A boot landed on the man's chest. Another on his throat.

Stanley kept moving. No time to stop. He used the force of the people behind him to stay upright and stepped over those on the ground.

The air grew hot. A nasty mix of sweat and copper. The crowd pushed toward the exit, but the space was getting tighter.

The pressure built. Stanley's ribs groaned. He was being carried by the weight of bodies behind him. His feet barely touched the ground.

"Move!" someone screamed next to him.

The guy in front lost his balance and disappeared beneath the surge. The crowd didn't stop.

Stanley felt his foot hit something hard. He tried to pull back, but a shoulder slammed into him from behind.

He went down.

Concrete rushed toward his face. Legs everywhere. Boots kicking. Someone planted a foot on his back, using his spine as leverage to climb higher.

Stanley couldn't scream. There wasn't enough air. He rolled, tucked his chin, and clawed at the ground in front of him.

A gap opened between two sets of legs.

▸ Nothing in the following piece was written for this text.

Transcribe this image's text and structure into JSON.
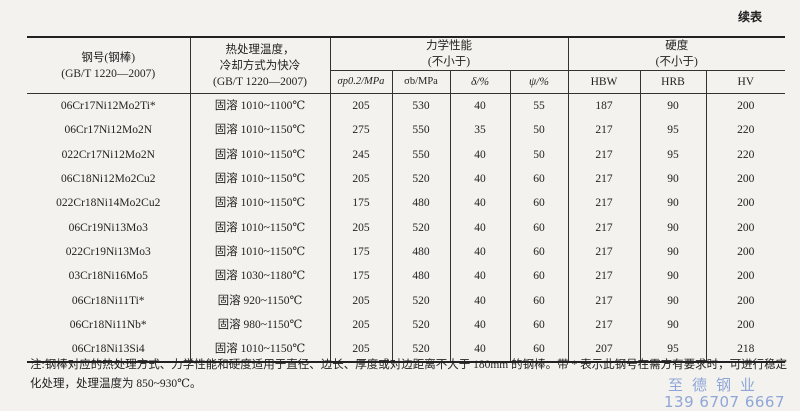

He lunged for it.

He crawled on all fours, ignoring the ache in his ribs and the raw burn of his palms. He went low, like a rat through a forest of moving legs, toward the edge where the pressure thinned.

Then he was through.

He burst out of the tunnel.

The pressure vanished. Stanley scrambled to his feet, sucked in a deep breath, and coughed up the dust clogging his throat.

He was out.

The light was harsh here. A flat white glare that made everything hard to see. Gray smoke drifted down like ash, coating the ground in a layer of fine, silvery particles.

Stanley stood there, gasping. Behind him, the stadium roared, but the sound felt distant now. Like it was happening on the other side of a wall.

His eyes lifted.

The city was a steel graveyard.

Huge chunks had been ripped from the skyscrapers surrounding the area. Glass spilled out onto the streets in glittering piles. A building a few blocks away leaned at a sharp angle, a fire-gutted hole torn through its side.

Stanley wiped the blood from his neck with the back of his hand. His fingers were still shaking.